É IMPOSSÍVEL exagerar a importância do britânico Geoffrey Chaucer (1342-1400) para a literatura em língua inglesa — ou em qualquer língua do Ocidente. Baste-nos, por falta de espaço, dizer que foi um precursor do romance moderno e o maior ironista na literatura ocidental antes de Jonathan Swift. Ainda assim, ao término de sua obra-prima, os Contos da Cantuária — que traduzi para a Penguin/Companhia das Letras em 2013 —, Chaucer fez aquilo que, segundo um adágio, nenhum artista deveria fazer: pediu desculpas. Para espanto de inúmeros leitores ao longo dos séculos, o que nos espera nas últimas páginas de seus exuberantes Contos não é um posfácio, mas uma esquisitíssima Retratação. Após nos conduzir por um labirinto de histórias aventurosas, picarescas e obscenas, Chaucer implora perdão aos céus — e a nós, leitores futuros — pelo pecado de ter nos divertido tanto: “Se encontrarem nesta obra algo que os desagrade, imputem-no à minha ignorância — não à minha vontade, pois eu certamente teria feito algo melhor, se tivesse o poder e o conhecimento para tanto. Peço humildemente a todos que rezem por mim, para que Cristo tenha piedade e perdoe minhas faltas, especialmente minhas traduções e composições referentes às vaidades humanas, que ora rejeito”.
Se Chaucer escreveu essas palavras a sério, estamos diante de um dos casos mais enfáticos de autocensura pública na literatura. Há quem goste de ver artistas pedindo desculpas; há quem se compraza perante justificações estéticas ou ideológicas, apologias políticas ou morais. Já eu penso que existe algo de ontologicamente constrangedor nesse tipo de autoflagelo — e no prazer perverso, e aparentemente atemporal, que as retratações da arte causam em certas multidões. Perante a obra que ofende, há várias reações adultas possíveis — minha preferida é a crítica. Perante a obra que entedia — e aí se incluem as que se aferram, ainda, à pitoresca doutrina de épater le bourgeois —, voto pela indiferença, esse bálsamo. Quanto ao artista, seja ele genial ou medíocre, o mais prudente é seguir as palavras de Pôncio Pilatos na Vulgata: Quod scripsi, scripsi. “O que escrevi está escrito.”
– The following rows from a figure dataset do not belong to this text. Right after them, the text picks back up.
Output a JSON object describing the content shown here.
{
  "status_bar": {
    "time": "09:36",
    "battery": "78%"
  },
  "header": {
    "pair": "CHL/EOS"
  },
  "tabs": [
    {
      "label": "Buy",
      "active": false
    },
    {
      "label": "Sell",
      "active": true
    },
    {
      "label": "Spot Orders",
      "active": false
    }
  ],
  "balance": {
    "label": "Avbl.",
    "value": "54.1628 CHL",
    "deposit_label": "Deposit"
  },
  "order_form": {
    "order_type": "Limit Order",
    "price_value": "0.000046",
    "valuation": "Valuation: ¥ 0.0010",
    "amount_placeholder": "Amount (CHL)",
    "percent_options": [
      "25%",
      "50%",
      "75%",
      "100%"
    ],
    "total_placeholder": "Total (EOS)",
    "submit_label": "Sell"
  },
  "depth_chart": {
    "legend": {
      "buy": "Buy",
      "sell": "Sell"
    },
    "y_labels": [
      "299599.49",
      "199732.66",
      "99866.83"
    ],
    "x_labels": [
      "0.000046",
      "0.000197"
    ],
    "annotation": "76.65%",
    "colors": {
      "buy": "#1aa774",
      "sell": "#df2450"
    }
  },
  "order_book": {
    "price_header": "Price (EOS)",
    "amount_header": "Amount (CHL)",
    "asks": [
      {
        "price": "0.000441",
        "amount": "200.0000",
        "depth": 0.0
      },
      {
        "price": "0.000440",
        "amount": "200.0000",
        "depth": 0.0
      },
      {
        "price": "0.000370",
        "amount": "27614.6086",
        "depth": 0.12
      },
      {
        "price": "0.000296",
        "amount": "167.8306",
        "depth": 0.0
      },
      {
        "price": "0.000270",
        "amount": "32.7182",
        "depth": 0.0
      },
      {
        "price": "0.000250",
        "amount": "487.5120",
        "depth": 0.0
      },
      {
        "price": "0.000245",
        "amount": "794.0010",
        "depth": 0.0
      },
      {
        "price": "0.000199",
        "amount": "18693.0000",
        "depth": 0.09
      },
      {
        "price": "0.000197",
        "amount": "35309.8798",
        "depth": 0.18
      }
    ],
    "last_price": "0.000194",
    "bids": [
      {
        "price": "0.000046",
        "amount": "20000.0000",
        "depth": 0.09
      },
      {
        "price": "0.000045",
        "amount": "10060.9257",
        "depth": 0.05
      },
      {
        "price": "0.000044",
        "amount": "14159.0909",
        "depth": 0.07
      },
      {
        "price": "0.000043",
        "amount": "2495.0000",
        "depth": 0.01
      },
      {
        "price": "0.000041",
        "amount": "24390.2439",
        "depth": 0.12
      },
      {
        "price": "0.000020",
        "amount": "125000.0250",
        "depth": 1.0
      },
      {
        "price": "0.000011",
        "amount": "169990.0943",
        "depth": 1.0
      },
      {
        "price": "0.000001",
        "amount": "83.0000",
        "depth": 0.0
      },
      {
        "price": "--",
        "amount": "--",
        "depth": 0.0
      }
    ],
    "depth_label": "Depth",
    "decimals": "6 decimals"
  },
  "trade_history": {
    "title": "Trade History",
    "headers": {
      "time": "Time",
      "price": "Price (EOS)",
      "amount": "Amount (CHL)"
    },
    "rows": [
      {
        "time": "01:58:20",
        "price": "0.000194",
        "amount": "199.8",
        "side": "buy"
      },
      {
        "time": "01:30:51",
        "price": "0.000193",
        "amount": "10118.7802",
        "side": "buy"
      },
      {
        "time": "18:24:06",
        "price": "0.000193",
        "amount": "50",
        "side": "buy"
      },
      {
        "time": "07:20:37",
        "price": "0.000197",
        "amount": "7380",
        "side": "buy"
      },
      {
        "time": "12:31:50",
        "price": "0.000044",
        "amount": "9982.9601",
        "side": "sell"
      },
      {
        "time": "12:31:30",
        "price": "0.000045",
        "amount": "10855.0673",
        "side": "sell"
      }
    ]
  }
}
Lembremos, porém, um fato crucial: Chaucer era um ironista. E, no fim das contas, a ironia (esse tema infinito, do qual já falamos na coluna passada) talvez seja, hoje e sempre, a melhor resposta a todas as formas de censura — oficiais ou diletantes, verticais ou difusas. A censura é avessa à multiplicidade de sentidos; quer que os textos e obras digam claramente a que vieram, para que possa, então, ratificá-los ou condená-los. Parece-me boa ideia, portanto, fazer o oposto do que os censores de todas as estirpes desejam. Em vez de decifrar intenções, cifrá-las ainda mais; em vez de criar sentidos únicos, multiplicá-los e confundi-los até estontear os carcereiros. Isso — prefiro acreditar — é o que fez o mestre Chaucer em sua estranha Retratação.
De minha parte, amigo Chaucer, eu não o perdoo. O que você escreveu está escrito. E é eterno.